The first case of COVID-19 was reported in late February in Nigeria with a rapid increase in the following weeks. As the government and organizations funded by USAID and PEPFAR activated a cross-sectoral collaboration in response, the need for ventilators became clear.
In June, 200 ventilators donated by USAID arrived in Nigeria. Shortly thereafter, the FHI 360-led Meeting Targets and Maintaining Epidemic Control (EpiC) project supported the government to assess health care facility needs for ventilators. The assessment, conducted in 88 locations, revealed that although 350 ventilators existed in the country, many were broken or in poor condition.
The donated ventilators were distributed to 88 health facilities across all 36 states and the Federal Capital Territory. Then, 44 “master” trainers – select biomedical engineers and intensive care specialists from 20 facilities – were chosen and trained in use, installation, and preventive maintenance of the ventilators by Medtronics in collaboration with FHI 360 and the Federal Ministry of Health (FMOH). The trainings were conducted in two batches in Lagos and Abuja with participants getting firsthand experience in installation and use. Master trainers are now conducting step-down trainings with health care providers from all facilities that received ventilators.
The University of Portharcout Teaching Hospital is one of the facilities that has benefited from USAID’s ventilator program. This tertiary hospital in southern Nigeria received three ventilators and now has two providers trained to use them. Dr. Job Otokwala, an anesthetist there, described a recent experience with the ventilator: “I had an infant with pulmonary hyperplasia and pneumothorax with agonal breathing that I had to intubate. I had to use the ventilator with the oxygen concentrator to ventilate the baby overnight. The child pulled through and self-extubated next morning and sustained very satisfactory saturation before being discharged. Good product, perfect outcome.”
Previous investments by USAID and PEPFAR in Nigeria have helped position the government for an effective response to the COVID-19 pandemic. For example, through the Global HIV/AIDS Initiative Nigeria (GHAIN) and Strengthening Integrated Delivery of HIV/AIDS Services (SIDHAS), HIV service delivery projects funded by USAID and PEPFAR and led by FHI 360, the Infectious Disease Hospital Yaba in Lagos was renovated and upgraded in order to better respond to the HIV epidemic.

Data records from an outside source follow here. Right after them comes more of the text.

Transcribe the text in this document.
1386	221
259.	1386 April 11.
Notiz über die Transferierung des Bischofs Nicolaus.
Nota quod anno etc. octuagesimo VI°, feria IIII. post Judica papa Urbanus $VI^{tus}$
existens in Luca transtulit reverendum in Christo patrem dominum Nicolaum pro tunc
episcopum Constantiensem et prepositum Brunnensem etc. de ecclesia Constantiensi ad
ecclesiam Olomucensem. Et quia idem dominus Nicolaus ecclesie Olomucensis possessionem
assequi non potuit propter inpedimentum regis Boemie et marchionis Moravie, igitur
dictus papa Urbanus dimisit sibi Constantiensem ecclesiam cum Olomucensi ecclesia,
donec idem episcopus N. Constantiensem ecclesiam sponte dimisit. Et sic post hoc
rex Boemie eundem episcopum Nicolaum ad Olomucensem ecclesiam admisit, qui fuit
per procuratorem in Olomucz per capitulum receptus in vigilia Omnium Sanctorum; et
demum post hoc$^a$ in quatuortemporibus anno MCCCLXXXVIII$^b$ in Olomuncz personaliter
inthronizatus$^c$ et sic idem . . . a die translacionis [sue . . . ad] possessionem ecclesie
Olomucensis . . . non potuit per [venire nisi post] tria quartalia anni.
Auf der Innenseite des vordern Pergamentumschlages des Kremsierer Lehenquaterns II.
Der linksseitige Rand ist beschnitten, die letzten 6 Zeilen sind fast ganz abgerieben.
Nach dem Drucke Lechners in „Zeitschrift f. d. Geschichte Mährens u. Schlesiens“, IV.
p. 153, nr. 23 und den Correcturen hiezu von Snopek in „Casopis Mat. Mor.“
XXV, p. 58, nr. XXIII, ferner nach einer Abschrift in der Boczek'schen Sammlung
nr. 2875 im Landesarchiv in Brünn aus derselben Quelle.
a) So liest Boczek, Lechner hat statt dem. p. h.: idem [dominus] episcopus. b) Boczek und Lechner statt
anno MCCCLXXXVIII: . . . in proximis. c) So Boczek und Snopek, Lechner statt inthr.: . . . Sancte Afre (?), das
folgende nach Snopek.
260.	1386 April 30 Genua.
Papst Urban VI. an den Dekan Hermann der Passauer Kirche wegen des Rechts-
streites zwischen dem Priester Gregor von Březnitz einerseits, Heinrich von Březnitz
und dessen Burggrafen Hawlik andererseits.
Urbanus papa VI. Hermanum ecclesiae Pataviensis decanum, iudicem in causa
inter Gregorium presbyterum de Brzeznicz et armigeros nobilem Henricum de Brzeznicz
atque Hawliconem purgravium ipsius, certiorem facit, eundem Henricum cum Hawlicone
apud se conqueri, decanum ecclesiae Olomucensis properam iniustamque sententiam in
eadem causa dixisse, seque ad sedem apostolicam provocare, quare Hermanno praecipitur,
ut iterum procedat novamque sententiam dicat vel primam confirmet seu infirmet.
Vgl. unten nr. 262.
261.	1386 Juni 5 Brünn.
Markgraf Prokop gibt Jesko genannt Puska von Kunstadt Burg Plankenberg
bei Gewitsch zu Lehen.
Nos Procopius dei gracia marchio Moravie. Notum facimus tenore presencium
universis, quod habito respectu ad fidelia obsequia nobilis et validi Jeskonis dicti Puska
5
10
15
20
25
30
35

In addition, the facility staff received trainings in infection prevention and control. These investments, coupled with the projects’ collaboration with the government of Nigeria on HIV epidemic response, guided the establishment of a COVID-19 isolation and treatment center at the hospital and its selection by the FMOH to receive two donated ventilators and capacitate staff on installation and use.
EpiC will continue to roll out the step-down trainings on use and maintenance of the ventilators with providers across Nigeria. As providers are trained, they are invited to join a community of practice on WhatsApp and use the messaging platform for ongoing mentoring and real-time peer learning. In addition, EpiC will introduce a simple-to-use performance monitoring tracking tool to support the FMOH in monitoring and evaluating the use of the ventilators.